Eliot laughed throatily. “No, but I think I can arrange that, too. It’s more like an interview surprise.”
Steffi.
“You got the au pair?”
“She’s agreed to meet us at a coffee shop in Romeo at 9 p.m. tonight, so we have to keep your family drama to a minimum.”
I decided to let that slide. “I’m going to owe you a big thank you,” I said flirtatiously.
“I plan on collecting.”
During the drive to Oakland County, I ran what I knew through my head. Brian Frank is a weird guy. Sarah Frank was having an affair. Brian Frank knew about it. The au pair might be sleeping with Brian Frank. Dick, Sarah’s boss, was still vacationing in the Bahamas – even though the woman he was having an affair with was missing. The whole thing was a giant mess..
When I got to the restaurant, I looked around the parking lot. There was no sign of Eliot’s truck. That wasn’t surprising, though, since I had been a full half an hour north of him when we talked.
I went into the restaurant and greeted my mom. She raised her eyebrows at my shirt, but didn’t say anything about it. “Where is Eliot?”
“He’s coming. We drove separately.”
She was still staring at my shirt. “What do you think?”

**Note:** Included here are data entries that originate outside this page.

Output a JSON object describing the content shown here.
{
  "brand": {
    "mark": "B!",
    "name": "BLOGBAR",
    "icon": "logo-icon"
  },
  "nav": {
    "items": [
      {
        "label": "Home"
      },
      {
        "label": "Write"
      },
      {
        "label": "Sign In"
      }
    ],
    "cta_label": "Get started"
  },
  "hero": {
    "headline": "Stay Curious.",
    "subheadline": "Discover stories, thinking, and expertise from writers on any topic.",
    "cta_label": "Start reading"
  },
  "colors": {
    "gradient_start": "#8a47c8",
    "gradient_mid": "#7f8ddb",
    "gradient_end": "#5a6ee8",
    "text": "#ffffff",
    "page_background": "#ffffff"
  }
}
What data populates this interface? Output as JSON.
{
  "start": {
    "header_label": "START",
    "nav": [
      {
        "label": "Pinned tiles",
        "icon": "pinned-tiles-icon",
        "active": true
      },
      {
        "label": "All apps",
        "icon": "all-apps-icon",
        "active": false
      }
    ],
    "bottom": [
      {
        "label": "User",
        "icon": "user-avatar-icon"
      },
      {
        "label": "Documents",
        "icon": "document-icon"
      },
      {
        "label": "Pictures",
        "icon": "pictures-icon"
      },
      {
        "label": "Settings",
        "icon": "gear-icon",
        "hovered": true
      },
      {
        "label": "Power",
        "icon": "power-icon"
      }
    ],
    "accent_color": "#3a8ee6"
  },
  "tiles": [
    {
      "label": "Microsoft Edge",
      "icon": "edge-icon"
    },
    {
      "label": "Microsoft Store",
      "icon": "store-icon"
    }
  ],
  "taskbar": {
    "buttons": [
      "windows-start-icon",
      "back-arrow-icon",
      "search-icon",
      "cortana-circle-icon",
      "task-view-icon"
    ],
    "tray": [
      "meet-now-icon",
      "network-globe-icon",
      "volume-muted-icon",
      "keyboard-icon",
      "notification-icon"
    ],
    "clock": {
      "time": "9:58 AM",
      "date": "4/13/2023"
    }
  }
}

“I think that you have a strange sense of humor, but I’ve decided not to give you the reaction you want. I’m not going to comment on your clothes anymore.”
“Good. Next week I’m wearing my Shark Week ‘Bite Me’ shirt.”
“Don’t you dare!”
The front door chimed and I looked up expectantly. The smile that was initially on my face disappeared when I saw Derrick and Devon enter the establishment. Shit. I so did not want to see her. Thankfully, Eliot walked in the door right after them.
Eliot slid into the booth next to me, greeting my mom warmly. She was just as happy to see him. Any animosity she had once harbored for his long hair and tattoos had since disappeared. I couldn’t decide if that made me happy or not.
Derrick and Devon situated themselves at the middle table. Neither of them acknowledged my presence.
We ordered dinner. I hadn’t eaten all day – and I was still slightly hung-over – so ordered my grandpa’s special spaghetti. Eliot ordered the same.